Why? No idea, although it could have been that Keatinge and Elson were simply too busy doing other things and the series had been rushed in order to capitalize on Thanos’s appearance. Stephen Wacker said as much on Twitter: “For those interested, plans have changed on Thanos. Nothing too dramatic, we just jumped the gun a big. Joe Keatinge and Rich Elson both have projects coming up in the Spidey office that we’ll be announcing soon. They’re bloody great!” A year later, Jason Aaron and Simone Bianchi would come out with their own five-issue mini-series exploring Thanos’s origin called Thanos Rising.

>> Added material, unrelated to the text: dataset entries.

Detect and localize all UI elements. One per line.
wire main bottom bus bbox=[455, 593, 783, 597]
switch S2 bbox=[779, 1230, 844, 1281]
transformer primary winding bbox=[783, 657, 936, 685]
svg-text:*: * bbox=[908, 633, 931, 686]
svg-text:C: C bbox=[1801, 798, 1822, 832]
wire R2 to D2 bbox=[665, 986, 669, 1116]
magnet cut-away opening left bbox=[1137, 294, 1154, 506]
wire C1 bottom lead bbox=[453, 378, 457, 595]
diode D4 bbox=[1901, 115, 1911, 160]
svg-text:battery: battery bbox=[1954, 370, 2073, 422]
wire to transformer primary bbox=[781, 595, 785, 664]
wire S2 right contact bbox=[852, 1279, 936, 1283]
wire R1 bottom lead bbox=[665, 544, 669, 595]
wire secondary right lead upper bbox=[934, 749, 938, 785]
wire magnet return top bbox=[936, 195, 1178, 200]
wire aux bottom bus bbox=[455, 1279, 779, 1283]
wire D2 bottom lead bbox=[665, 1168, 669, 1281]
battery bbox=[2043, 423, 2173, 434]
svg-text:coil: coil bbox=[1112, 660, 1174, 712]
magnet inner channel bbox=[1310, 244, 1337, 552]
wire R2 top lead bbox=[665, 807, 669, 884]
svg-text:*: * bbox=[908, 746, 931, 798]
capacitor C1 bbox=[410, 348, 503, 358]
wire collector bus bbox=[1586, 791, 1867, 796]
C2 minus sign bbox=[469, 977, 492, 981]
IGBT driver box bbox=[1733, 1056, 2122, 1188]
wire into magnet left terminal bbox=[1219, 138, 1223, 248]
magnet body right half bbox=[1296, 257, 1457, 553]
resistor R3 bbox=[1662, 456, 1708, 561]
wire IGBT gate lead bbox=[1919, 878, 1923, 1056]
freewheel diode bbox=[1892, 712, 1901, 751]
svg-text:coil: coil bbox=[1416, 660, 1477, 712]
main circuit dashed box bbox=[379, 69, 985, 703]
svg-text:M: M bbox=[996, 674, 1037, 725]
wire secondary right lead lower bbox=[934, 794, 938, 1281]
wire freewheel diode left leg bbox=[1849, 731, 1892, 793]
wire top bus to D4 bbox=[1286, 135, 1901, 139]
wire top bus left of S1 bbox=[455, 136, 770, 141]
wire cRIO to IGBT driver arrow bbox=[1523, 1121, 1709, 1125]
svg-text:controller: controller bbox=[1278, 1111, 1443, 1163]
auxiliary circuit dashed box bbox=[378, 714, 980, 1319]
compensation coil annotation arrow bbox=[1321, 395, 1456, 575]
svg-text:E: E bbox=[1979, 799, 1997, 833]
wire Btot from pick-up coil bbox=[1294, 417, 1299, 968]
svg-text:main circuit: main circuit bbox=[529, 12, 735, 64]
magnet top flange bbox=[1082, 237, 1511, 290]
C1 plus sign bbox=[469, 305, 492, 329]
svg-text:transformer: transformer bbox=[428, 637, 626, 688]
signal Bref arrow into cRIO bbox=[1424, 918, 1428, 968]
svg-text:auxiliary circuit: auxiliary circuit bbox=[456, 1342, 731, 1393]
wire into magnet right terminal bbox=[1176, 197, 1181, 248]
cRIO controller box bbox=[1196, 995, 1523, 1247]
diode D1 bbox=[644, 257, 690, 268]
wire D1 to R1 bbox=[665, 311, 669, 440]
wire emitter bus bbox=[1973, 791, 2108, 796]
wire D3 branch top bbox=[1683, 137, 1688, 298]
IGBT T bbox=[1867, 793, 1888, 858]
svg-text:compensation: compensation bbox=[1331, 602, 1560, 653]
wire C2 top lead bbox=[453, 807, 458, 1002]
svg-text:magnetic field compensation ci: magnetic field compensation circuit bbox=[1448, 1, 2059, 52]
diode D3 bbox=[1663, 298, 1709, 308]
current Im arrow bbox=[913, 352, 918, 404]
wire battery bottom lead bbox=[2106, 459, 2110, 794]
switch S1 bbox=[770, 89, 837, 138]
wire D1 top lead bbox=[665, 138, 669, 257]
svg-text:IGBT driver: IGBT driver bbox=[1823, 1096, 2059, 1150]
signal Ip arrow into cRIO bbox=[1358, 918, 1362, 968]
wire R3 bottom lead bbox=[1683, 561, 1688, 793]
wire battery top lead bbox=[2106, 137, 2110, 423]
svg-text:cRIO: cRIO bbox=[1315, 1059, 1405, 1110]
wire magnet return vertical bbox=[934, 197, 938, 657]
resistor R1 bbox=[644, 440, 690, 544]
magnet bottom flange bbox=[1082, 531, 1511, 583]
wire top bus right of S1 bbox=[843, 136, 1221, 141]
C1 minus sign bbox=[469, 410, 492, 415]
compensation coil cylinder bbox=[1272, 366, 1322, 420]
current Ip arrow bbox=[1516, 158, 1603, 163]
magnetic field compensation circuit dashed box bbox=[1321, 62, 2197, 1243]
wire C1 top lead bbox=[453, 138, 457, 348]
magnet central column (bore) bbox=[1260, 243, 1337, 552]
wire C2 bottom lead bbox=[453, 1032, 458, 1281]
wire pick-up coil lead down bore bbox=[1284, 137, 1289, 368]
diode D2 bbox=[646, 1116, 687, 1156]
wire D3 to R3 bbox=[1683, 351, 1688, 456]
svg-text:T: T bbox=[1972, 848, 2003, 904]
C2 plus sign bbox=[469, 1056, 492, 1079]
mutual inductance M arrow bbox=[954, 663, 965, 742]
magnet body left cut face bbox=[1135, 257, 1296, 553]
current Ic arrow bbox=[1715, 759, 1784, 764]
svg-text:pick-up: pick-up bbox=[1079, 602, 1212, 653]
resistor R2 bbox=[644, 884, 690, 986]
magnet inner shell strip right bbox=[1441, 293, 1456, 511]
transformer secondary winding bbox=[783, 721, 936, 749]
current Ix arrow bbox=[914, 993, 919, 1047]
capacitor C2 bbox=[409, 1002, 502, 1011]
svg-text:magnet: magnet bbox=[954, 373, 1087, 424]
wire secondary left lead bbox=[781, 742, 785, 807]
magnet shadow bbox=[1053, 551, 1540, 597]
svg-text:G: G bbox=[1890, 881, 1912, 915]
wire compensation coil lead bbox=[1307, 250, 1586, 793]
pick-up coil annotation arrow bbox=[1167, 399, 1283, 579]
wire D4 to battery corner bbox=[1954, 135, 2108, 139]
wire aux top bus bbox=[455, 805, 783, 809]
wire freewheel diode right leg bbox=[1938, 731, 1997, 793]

Back in 2003, Marvel announced a new MAX mini-series called Deathlok: Detour to be written by Wolverine writer Daniel Way and drawn by Transmetropolitan artist Darick Robertson. It was solicited as followed:
Think the Farrelly Brothers directing The Road Warrior, from the mind of 2000 Xeric Grant Award-winner Daniel Way (Violent Lifestyle). It’s the future. In the barren land formerly known as the USA, crime is the norm, justice is for sale, and security is a fully loaded magnum. And that’s the GOOD news. See, some genius just got the bright idea to resuscitate the killer cyborg known as Deathlok...
However, in November, Marvel cancelled the entire thing.
Why? Well, the rumors had it that the rights to a Deathlok movie had just been bought and they were worried about how a MAX series would look. So, uh, they got cold feet, I guess.